Jury trials in Tulsa County are at a standstill until the end of summer. The court administrator said it needed to cut a week of trials because of lack of funding.
The Tulsa County district attorney said the cancellation will delay justice for crime victims and the chief public defender said people charged with a crime won't have their right to a speedy trial.
The right to be tried by a jury of you peers is one of the most important rights in the criminal justice system; but here in Tulsa County, that right is on hold because of budget concerns.
Chief Public Defender Rob Nigh said, “It has a severe impact upon people. It's particularly troubling for those folks who are innocent who get held in jail without proof of guilt beyond a reasonable doubt."

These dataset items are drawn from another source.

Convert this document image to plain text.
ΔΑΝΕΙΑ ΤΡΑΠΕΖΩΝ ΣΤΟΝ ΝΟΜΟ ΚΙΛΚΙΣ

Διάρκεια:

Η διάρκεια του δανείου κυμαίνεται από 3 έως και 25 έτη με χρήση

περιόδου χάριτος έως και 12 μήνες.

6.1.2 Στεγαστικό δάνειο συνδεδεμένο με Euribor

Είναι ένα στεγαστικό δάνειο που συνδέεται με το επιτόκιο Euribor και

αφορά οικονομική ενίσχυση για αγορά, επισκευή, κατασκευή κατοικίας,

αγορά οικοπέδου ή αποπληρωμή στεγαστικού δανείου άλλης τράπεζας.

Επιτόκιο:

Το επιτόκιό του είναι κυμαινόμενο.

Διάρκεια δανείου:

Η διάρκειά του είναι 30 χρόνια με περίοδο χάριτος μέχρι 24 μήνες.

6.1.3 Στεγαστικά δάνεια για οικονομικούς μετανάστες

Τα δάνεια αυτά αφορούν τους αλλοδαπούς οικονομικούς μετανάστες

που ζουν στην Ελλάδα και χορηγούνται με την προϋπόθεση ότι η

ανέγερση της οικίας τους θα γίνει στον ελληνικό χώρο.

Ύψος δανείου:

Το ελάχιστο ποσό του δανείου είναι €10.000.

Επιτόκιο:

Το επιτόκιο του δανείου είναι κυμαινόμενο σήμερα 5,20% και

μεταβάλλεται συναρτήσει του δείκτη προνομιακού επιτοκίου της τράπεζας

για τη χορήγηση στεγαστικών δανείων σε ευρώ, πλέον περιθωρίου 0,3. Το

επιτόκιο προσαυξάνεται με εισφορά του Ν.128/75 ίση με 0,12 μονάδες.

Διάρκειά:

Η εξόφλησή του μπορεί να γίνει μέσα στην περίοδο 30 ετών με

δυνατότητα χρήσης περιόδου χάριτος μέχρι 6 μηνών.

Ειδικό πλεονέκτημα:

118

Nigh’s office represents more than 80 percent of the defendants who can't afford an attorney. He said canceling a week of jury trials pushes court dates back by months.
"It creates a logjam in the system," he said.
The court administrator's office, which handles the jury pool, says it ran out of money to have jurors for a second week in June; jurors are compensated $40 for their time.
District Attorney Steve Kunzweiler said the delay impacts families waiting for justice to be served.
"The cases that are literally being continued are cases that involve people who have been victims of violent crimes," he said.
Both attorneys blame state budget cuts for the delay.
"Public safety ought to be dollar one spent," Kunzweiler said.
Nigh said, "The judiciary is almost treated like an administrative agency instead of the third branch of government, and until we fund the court system adequately, we're going to continue these problems."
This would normally be the last week of jury trials before summer break.
Jury trials will resume August 29th.